On trouve ensuite cette très réussie composition, collée sur une page avec pour légende : « Bilan du Second Empire. Résumé, à la française, par les anciens combattants de 1870 ».


Enfin, last but not least, ce livre décidément riche contient encore le faire-part de Loulou, i.e. Napoléon Eugène Louis Jean Joseph, le malheureux fils de Napoléon III tué en 1879 par les Zoulous, sous l’uniforme… anglais. On remarque qu’il n’est pas question de cet étonnant uniforme, ni desdits Zoulous qui sont élégamment rhabillés sous le terme vague et tellement plus sérieux d’"ennemi". Mais ces détails transparaissent cruellement dans la citation du Prince qui figure sous son portrait : « Ma dernière pensée va pour ma patrie. C’est pour elle que j’aurais voulu mourir ».

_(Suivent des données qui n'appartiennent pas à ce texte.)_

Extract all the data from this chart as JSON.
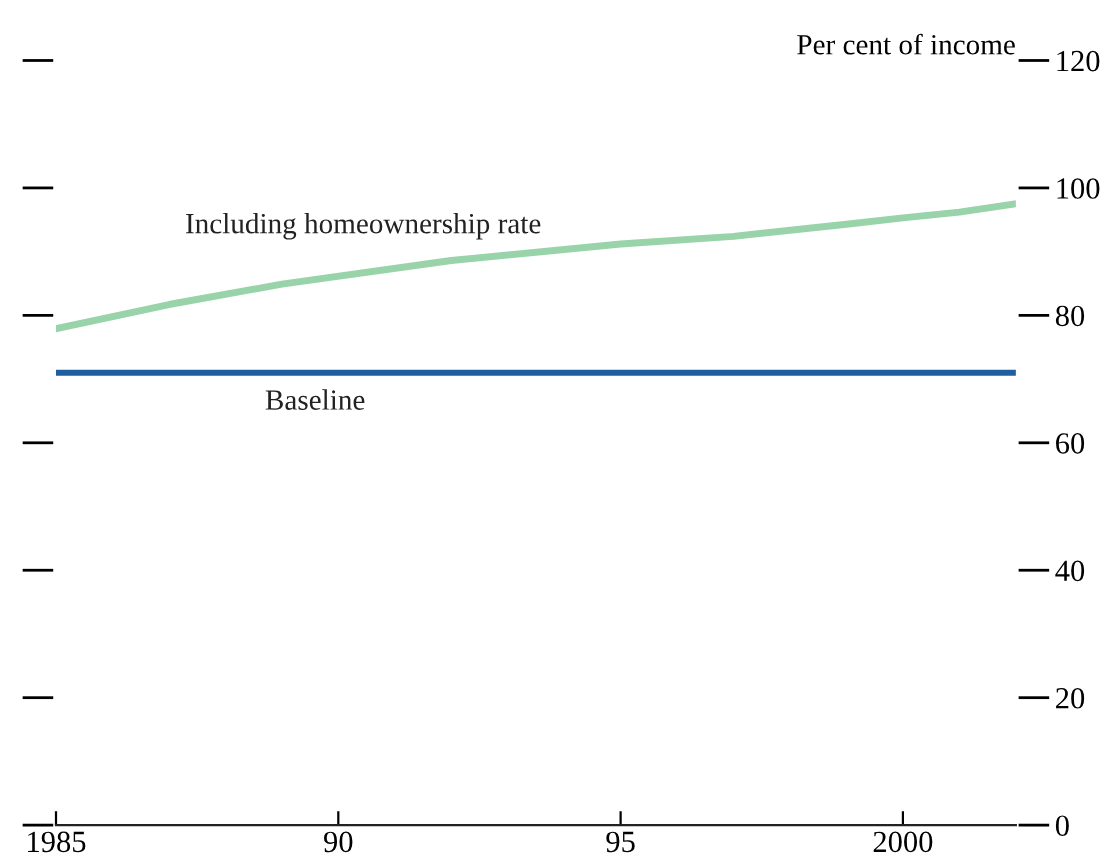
{
  "chart_data": {
    "type": "line",
    "ylabel": "Per cent of income",
    "x": [
      1985,
      1987,
      1989,
      1992,
      1995,
      1997,
      1999,
      2000,
      2001,
      2002
    ],
    "series": [
      {
        "name": "Including homeownership rate",
        "color": "#99d3aa",
        "values": [
          77.9,
          81.7,
          84.9,
          88.6,
          91.2,
          92.4,
          94.3,
          95.3,
          96.2,
          97.5
        ]
      },
      {
        "name": "Baseline",
        "color": "#1f5fa0",
        "values": [
          71,
          71,
          71,
          71,
          71,
          71,
          71,
          71,
          71,
          71
        ]
      }
    ],
    "xlim": [
      1985,
      2002
    ],
    "xticks": [
      1985,
      {
        "value": 1990,
        "label": "90"
      },
      {
        "value": 1995,
        "label": "95"
      },
      2000
    ],
    "ylim": [
      0,
      120
    ],
    "yticks": [
      0,
      20,
      40,
      60,
      80,
      100,
      120
    ],
    "grid": false,
    "legend": false,
    "marker": "none",
    "line_style": "solid"
  }
}
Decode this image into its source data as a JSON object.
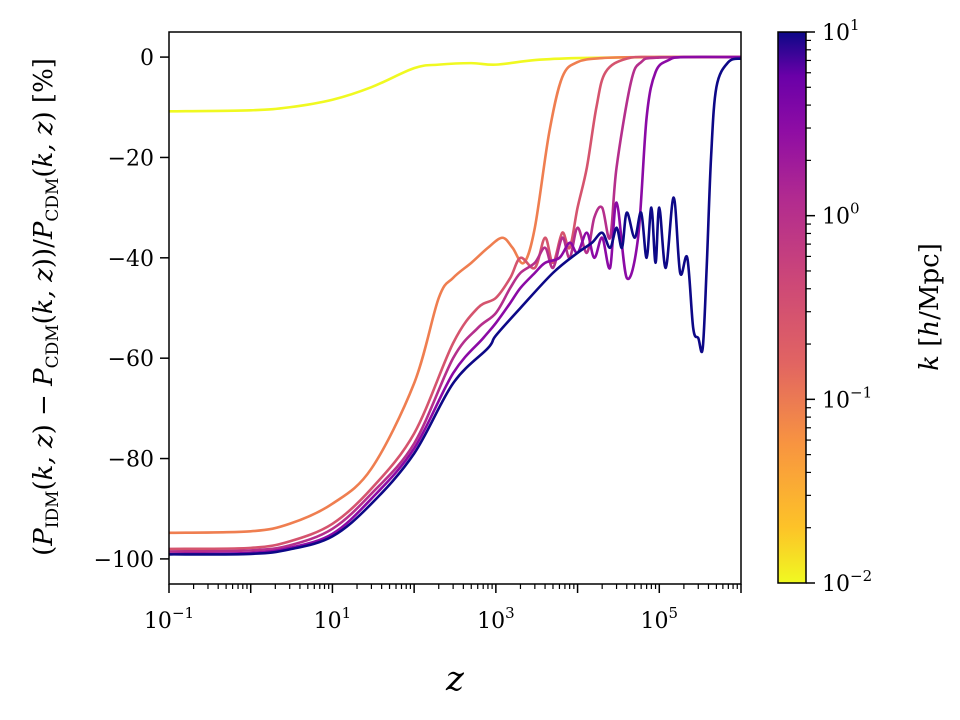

Voilà en tout cas un bon exemple de livre truffé. Une telle mine reste cependant rare, souvent pillée par des amateurs que le livre n’intéresse pas, voire éparpillée ou perdue au gré des échanges. Et qu’en sera-t-il lorsque l’on passera au livre numérique ? C’est la question que se posent déjà certains bibliophiles

KLÉBER

Source : exemplaire truffé de Le Second Empire par Armand Dayot (d'après des peintures, gravures, photographies, sculptures, dessins, médailles, autographes, objets du temps), Flammarion, 1900.